In the neoadjuvant setting (pre-surgery, chemo-naive patients) the turnaround can be much faster. Instead of disease recurrence, the trial readout is volumetric change in tumors. Tumor samples are subject to panomic (genomic, proteomic, methylomic, etc) analysis before and after neoadjuvant therapy, enabling post-therapy clues to efficacy or failure of tested agents. While this sounds straightforward, this is not the norm for current oncology clinical trials, especially ones for targeted therapies. The reasons for this are beyond the scope of this post. There has been an extreme paucity of information for why certain drugs do not work, and very limited information on what –omics background produce responders.
While pre-operative administration could permit greater organ conservation in the patient, I am also interested in this approach for two additional reasons:
1) Chemotherapy-naive patients might be less susceptible to drug resistance out of the gate. Many drug resistance mechanisms are shared, and patients will not have been weakened from systemic chemotherapy in the neoadjuvant setting (4, 5).
2) Surgery is a highly invasive procedure that damages tissue, releasing cytokines and growth factors that can promote inflammation and tumor growth (6).
The neoadjuvant is a better stage to test for agent efficacy, and opens the door to glimpses of tumor biology that might enable more curative approaches. The neoadjuvant drug administration combined with panomics approaches could be a boon for the emerging “Rapid Learning Precision Oncology” paradigm proposed as part of “Personalized Oncology 3.0″ by Shrager and Tenenbaum (7). Eventually, it may be possible to consider each patient encounter as an experiment, with each additional “experiment” better informed than the last.
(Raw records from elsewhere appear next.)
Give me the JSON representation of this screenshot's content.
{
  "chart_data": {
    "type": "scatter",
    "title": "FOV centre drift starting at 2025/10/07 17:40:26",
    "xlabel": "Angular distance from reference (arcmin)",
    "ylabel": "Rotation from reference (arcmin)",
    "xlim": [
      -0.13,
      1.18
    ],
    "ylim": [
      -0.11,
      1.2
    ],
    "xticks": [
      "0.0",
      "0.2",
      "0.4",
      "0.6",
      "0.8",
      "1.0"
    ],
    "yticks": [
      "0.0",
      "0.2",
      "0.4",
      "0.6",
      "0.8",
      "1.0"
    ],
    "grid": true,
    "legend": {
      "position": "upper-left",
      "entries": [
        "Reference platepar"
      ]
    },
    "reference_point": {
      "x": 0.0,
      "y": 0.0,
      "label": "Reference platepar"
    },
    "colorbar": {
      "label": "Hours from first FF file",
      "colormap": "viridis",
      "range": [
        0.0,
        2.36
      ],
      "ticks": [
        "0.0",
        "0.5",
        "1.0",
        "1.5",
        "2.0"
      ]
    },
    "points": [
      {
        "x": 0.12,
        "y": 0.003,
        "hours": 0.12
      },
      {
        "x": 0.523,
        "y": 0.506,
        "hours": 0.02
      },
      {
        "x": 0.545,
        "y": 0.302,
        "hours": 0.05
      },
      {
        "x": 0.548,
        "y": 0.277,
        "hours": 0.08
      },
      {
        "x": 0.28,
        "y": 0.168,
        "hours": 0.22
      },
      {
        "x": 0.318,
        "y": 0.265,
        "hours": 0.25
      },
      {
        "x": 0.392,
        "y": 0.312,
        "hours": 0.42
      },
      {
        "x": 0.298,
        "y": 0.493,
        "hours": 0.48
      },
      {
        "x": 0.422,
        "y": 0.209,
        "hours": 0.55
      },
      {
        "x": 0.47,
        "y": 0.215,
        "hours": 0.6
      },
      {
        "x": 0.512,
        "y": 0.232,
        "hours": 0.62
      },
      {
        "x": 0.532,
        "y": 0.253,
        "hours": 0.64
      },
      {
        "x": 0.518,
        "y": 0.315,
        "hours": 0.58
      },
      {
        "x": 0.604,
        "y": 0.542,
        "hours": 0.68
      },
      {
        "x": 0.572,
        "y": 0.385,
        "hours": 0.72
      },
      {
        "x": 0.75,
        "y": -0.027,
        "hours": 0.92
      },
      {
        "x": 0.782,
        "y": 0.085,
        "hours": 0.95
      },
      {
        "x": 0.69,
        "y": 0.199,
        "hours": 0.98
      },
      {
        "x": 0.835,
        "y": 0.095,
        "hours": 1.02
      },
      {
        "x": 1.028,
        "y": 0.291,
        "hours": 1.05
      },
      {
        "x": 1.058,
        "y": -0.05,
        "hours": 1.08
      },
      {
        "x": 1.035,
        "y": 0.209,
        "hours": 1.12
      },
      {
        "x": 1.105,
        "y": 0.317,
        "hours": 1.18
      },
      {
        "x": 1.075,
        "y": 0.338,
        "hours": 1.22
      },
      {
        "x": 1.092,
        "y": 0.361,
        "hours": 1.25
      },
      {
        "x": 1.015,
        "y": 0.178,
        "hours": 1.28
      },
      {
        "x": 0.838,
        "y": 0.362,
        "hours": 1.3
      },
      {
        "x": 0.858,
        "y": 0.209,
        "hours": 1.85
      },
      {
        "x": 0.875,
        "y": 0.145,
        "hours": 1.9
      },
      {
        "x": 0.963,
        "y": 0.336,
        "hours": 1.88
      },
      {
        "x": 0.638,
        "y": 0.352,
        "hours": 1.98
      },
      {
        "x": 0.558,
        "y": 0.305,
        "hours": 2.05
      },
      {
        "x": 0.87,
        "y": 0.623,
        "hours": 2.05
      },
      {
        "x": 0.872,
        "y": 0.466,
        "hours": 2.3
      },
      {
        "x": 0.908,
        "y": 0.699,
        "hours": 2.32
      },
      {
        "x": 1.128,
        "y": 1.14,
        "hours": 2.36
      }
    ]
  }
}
I-SPY2 has already graduated two agents to Phase III trials: the small molecule dual HER2 and EGFR inhibitor Neratinib, and the PARP inhibitor Veliparib. The speed at which they passed through Phase II trials is encouraging. Because the trial actively adapts with genotype efficacy, it’s anticipated that Phase III trials will have a greater chance of success. I will be watching this with great anticipation, and at this point in time I am skeptically optimistic about I-SPY2. We need more bullets, big or small, and every new target and every new agent adds another small step toward realizing the vision of personalized oncology.
1. Kandoth C, McLellan MD, Vandin F, Ye K, Niu B, Lu C, et al. Mutational landscape and significance across 12 major cancer types. Nature. 2013 Oct 17;502(7471):333-9. PubMed PMID: 24132290. Epub 2013/10/18. eng.
2. Berry DA. Adaptive clinical trials in oncology. Nature reviews Clinical oncology. 2012 Apr;9(4):199-207. PubMed PMID: 22064459. Epub 2011/11/09. eng.
3. DeMichele A, Berry DA, Zujewski J, Hunsberger S, Rubinstein L, Tomaszewski JE, et al. Developing safety criteria for introducing new agents into neoadjuvant trials. Clinical cancer research : an official journal of the American Association for Cancer Research. 2013 Jun 1;19(11):2817-23. PubMed PMID: 23470967. Epub 2013/03/09. eng.
4. Junttila MR, de Sauvage FJ. Influence of tumour micro-environment heterogeneity on therapeutic response. Nature. 2013 09/19/print;501(7467):346-54.
5. Lord CJ, Ashworth A. Mechanisms of resistance to therapies targeting BRCA-mutant cancers. Nature medicine. 2013 Nov;19(11):1381-8. PubMed PMID: 24202391. Epub 2013/11/10. eng.
6. Costanzo ES, Sood AK, Lutgendorf SK. Biobehavioral influences on cancer progression. Immunol Allergy Clin North Am. 2011 Feb;31(1):109-32. PubMed PMID: 21094927. Pubmed Central PMCID: PMC3011980. Epub 2010/11/26. eng.
7. Shrager J, Tenenbaum JM. Rapid learning for precision oncology. Nature reviews Clinical oncology. 2014 Feb;11(2):109-18. PubMed PMID: 24445514. Epub 2014/01/22. eng.